Über 1200 Jahre war das Konstanzer Münster die Bischofskirche des Bistums Konstanz und die dreischiffige Säulenbasilika ist nicht nur die größte Kirche am westlichen Bodensee, sondern auch eine der größten romanischen Kirchen in Südwestdeutschland. Die Krypta, der älteste noch erhaltene Teil des Münsters, stammt aber bereits aus der zweiten Hälfte des 8. Jahrhunderts. Im 15. Jahrhundert erhielt die Kirche ihre Seitenkapellen und die Westturmanlage mit Portal. Und im 19. Jahrhundert wurde schließlich das Äußere des Münsters neugotisch umgeformt. 

 

Unbedingt anschauen solltet ihr euch die Krypta mit den außergewöhnlichen Goldscheiben, die Mauritiusrotunde mit der Kopie des Heiligen Grabes und die wunderschönen geschnitzten Türflügel des Westportals. Wundervoll ist übrigens auch die Aussicht vom Münsterturm.
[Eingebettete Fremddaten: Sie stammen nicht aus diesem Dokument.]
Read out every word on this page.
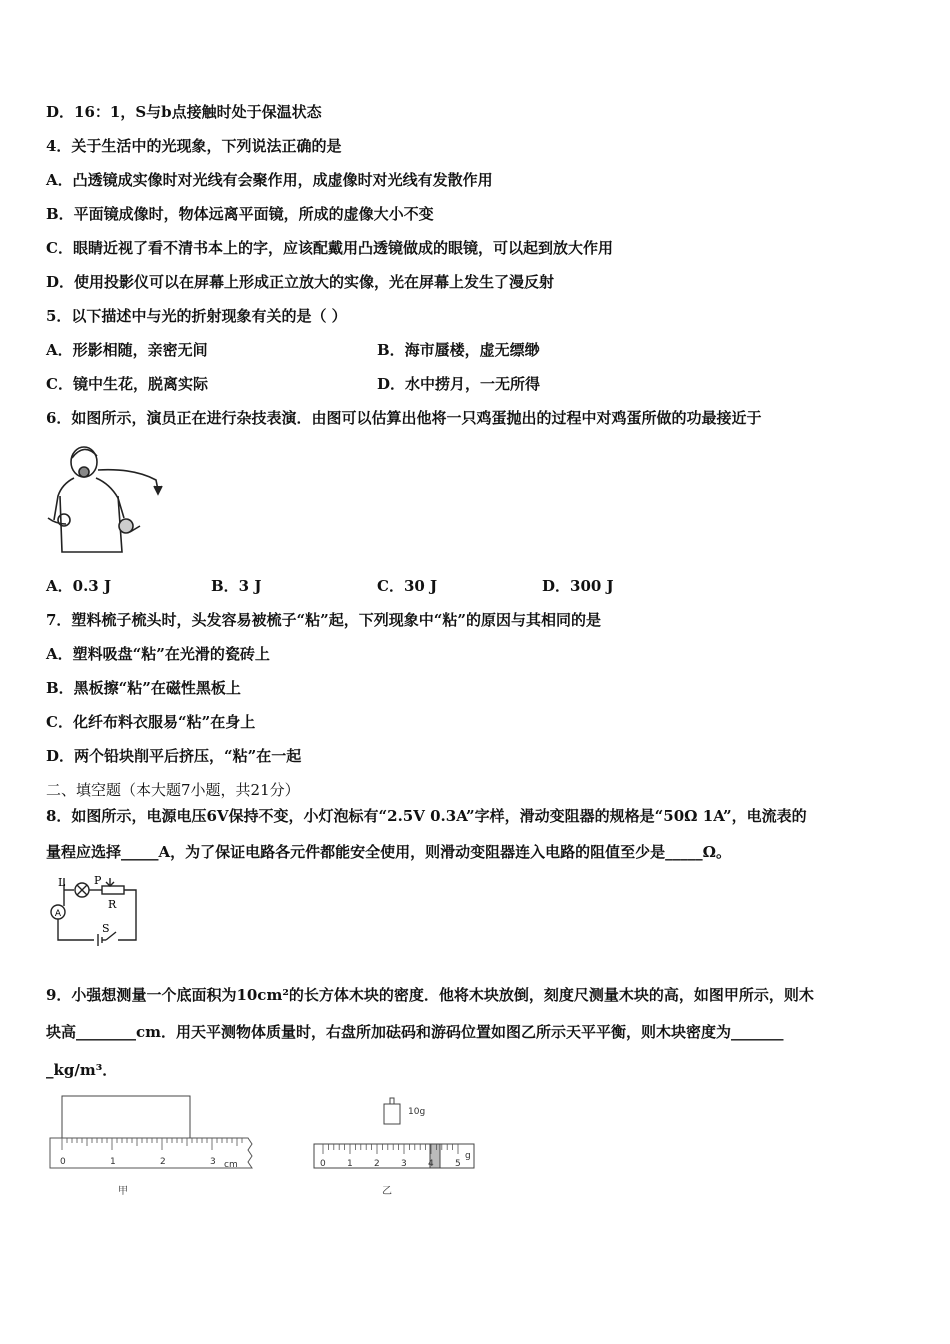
D．16：1，S与b点接触时处于保温状态
4．关于生活中的光现象，下列说法正确的是
A．凸透镜成实像时对光线有会聚作用，成虚像时对光线有发散作用
B．平面镜成像时，物体远离平面镜，所成的虚像大小不变
C．眼睛近视了看不清书本上的字，应该配戴用凸透镜做成的眼镜，可以起到放大作用
D．使用投影仪可以在屏幕上形成正立放大的实像，光在屏幕上发生了漫反射
5．以下描述中与光的折射现象有关的是（ ）
A．形影相随，亲密无间	B．海市蜃楼，虚无缥缈
C．镜中生花，脱离实际	D．水中捞月，一无所得
6．如图所示，演员正在进行杂技表演．由图可以估算出他将一只鸡蛋抛出的过程中对鸡蛋所做的功最接近于
A．0.3 J	B．3 J	C．30 J	D．300 J
7．塑料梳子梳头时，头发容易被梳子“粘”起，下列现象中“粘”的原因与其相同的是
A．塑料吸盘“粘”在光滑的瓷砖上
B．黑板擦“粘”在磁性黑板上
C．化纤布料衣服易“粘”在身上
D．两个铅块削平后挤压，“粘”在一起
二、填空题（本大题7小题，共21分）
8．如图所示，电源电压6V保持不变，小灯泡标有“2.5V 0.3A”字样，滑动变阻器的规格是“50Ω 1A”，电流表的
量程应选择_____A，为了保证电路各元件都能安全使用，则滑动变阻器连入电路的阻值至少是_____Ω。
A
L	P
R
S
9．小强想测量一个底面积为10cm²的长方体木块的密度．他将木块放倒，刻度尺测量木块的高，如图甲所示，则木
块高________cm．用天平测物体质量时，右盘所加砝码和游码位置如图乙所示天平平衡，则木块密度为_______
_kg/m³．
0	1	2	3 cm
甲
10g
0 1 2 3 4 5
g
乙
Wenn ihr mehr über die Türflügel und die gotischen Teile des Münsters erfahren möchtet, dann solltet ihr auf jeden Fall bei Ines Stadie auf dem Blog vorbeischauen: Kunstgeschichtsperlen: Die Hauptportaltüren des Konstanzer Münsters und Kunstgeschichtsperlen: Gotik am Konstanzer Münster. Bei Ines findet ihr auch spannende Infos über die weiteren Baustile am Münster: Renaissance, Barock, Klassizismus und Historismus.

 

Goldscheiben in der Krypta des Münsters

Beeindruckend sind die Goldscheiben in der Krypta des Konstanzer Münsters. Nachdem sie viele Jahrhunderte am Ostgiebel des Münsters zu sehen waren, befinden sich die Goldscheiben seit einigen Jahrzehnten in der Krypta.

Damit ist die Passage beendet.